Nein, er würde anders vorgehen. Er würde in der Besatzung der Space-Jet nach und nach posthypnotische Blöcke verankern, so dass sie das taten, was er von ihnen verlangte, und zwar genau dann, wenn ein bestimmtes, von ihm initiiertes Ereignis eintrat.
Er würde nicht scheitern wie seine Daerba.
*
Name: Carmen Adamus Alter: 55 Jahre laut ID-Chip Derzeitiger Aufenthalt: MERCAN-TILE Reiseziel: Terra Ihr Name ist Carmen Adamus, so ist es in ihrem Chip gespeichert. Es ist ein Künstlername, den richtigen hat sie löschen lassen. Sie ist auch keine 55 Jahre alt, doch auch das geht keinen etwas an.
Was einzig zählt, ist, dass sie wie 55 aussieht, die richtige Beleuchtung vorausgesetzt.

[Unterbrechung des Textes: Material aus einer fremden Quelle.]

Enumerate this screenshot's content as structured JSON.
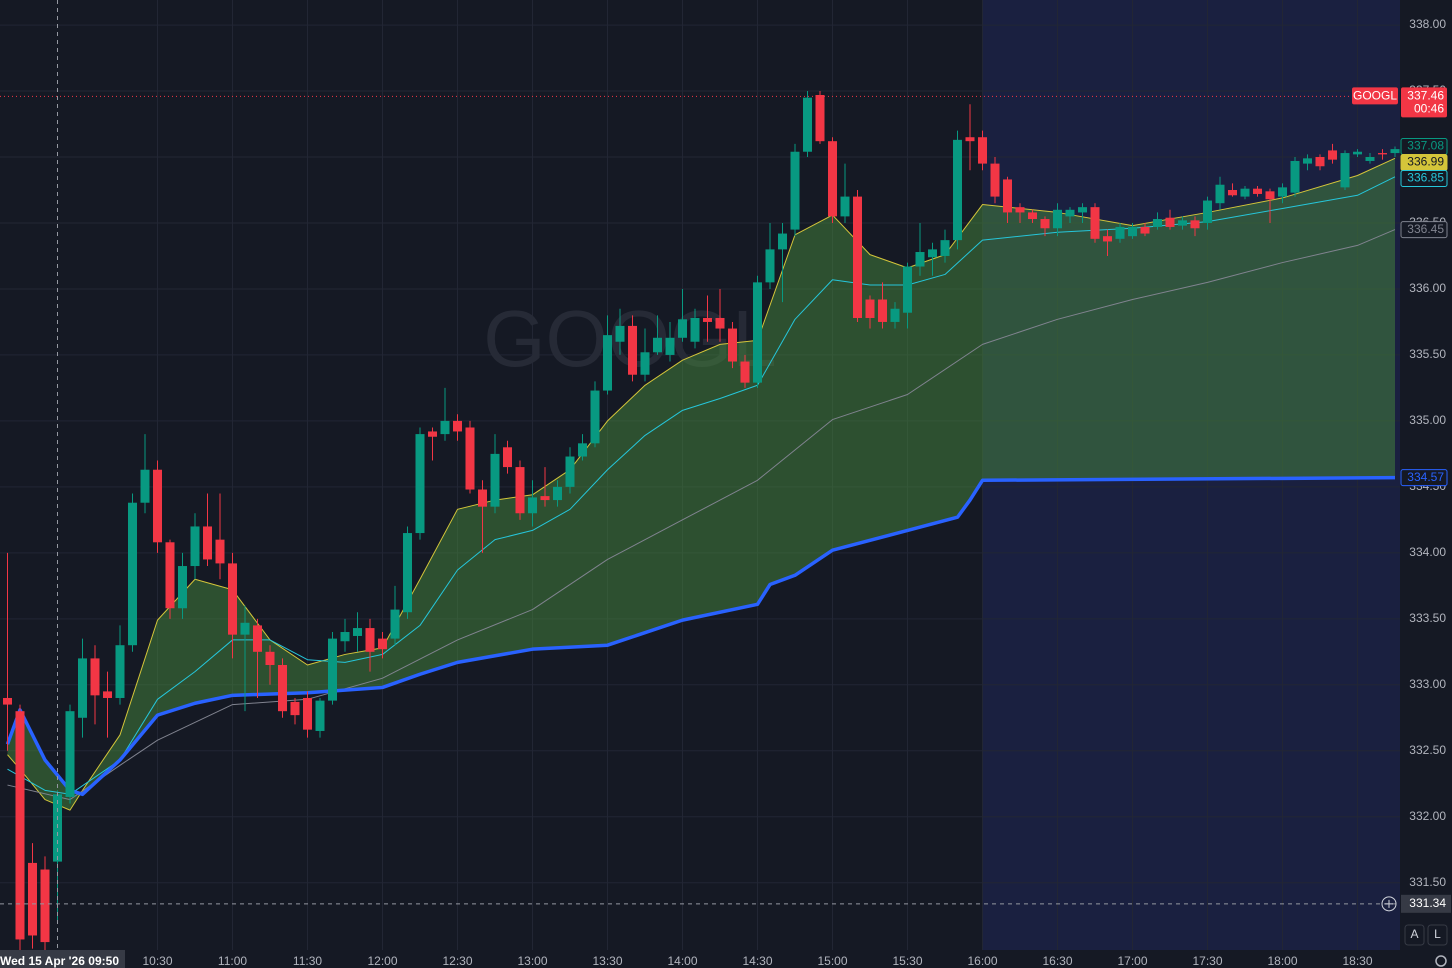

Carmen Adamus ist Tänzerin. Sie ist auf Olymp zugestiegen, nachdem sie kein Passagierschiff fand, das sie bezahlen konnte. Passagierschiffe fliegen selten in diesen Zeiten. Aber ein Steward vermittelte sie an den Ersten Offizier des Frachters MERCANTILE, der Mitfluggelegenheiten anbot und wo sie sich in eine enge, schmutzige Kabine quetschen muss, die nach Männern stinkt.
Noch zwei Tage, sagt sie sich, wird sie das aushalten. In zwei Tagen ist sie am Ziel ihrer Wünsche. Gargarin Jassow, ihr Agent, ist bereits dort und erwartet sie. Er ist gut und hat viele bekannte Künstler unter Vertrag, zum Beispiel das Gesangsduo „Rene und Marlene". Er hat alles für sie klargemacht. Sie wird wieder auftreten. Hofft sie wenigstens. Denn auf Olymp hatten sie ihr das auch versprochen.
Sie will nicht daran zurückdenken, aber sie muss. Solche Gedanken kommen angekrochen in der Langeweile hier auf diesem dreckigen Kahn, wo sie die Kabine nur zum Essen verlässt. Oh, Carmen liebt Männerblicke - wenn sie bewundernd sind, wenn sie auf der Bühne steht, wenn sie klatschen und Zugaben fordern. Die Kerle hier klatschen ihr höchstens auf den Hintern und glotzen ungeniert dahin, wo Blicke absolut nichts zu suchen haben.
Sie ist eine gute Tänzerin, findet sie, eine klassische. Auf Olymp haben sie es nie erkannt. Wenn sie an die Schuppen denkt, in denen sie auftreten musste, um über die Runden zu kommen, wird ihr speiübel. Sie ist gut. Sie kann etwas. Sie hat Talent und immer noch eine gute Figur. Niemand hat das wirklich gewürdigt, bis Gargarin kam und sie sah.
Bald wird sie bei ihm sein. Sie weiß, dass ihr die Zeit davonläuft. Sie wird nicht jünger werden, die Falten werden zunehmen, ebenso wie ihr Gewicht. Für teure Operationen hat sie kein Geld - noch nicht. Aber wenn es auf Terra klappt, wenn Gargarin sie herausbringt, so richtig groß, dann ist alles möglich.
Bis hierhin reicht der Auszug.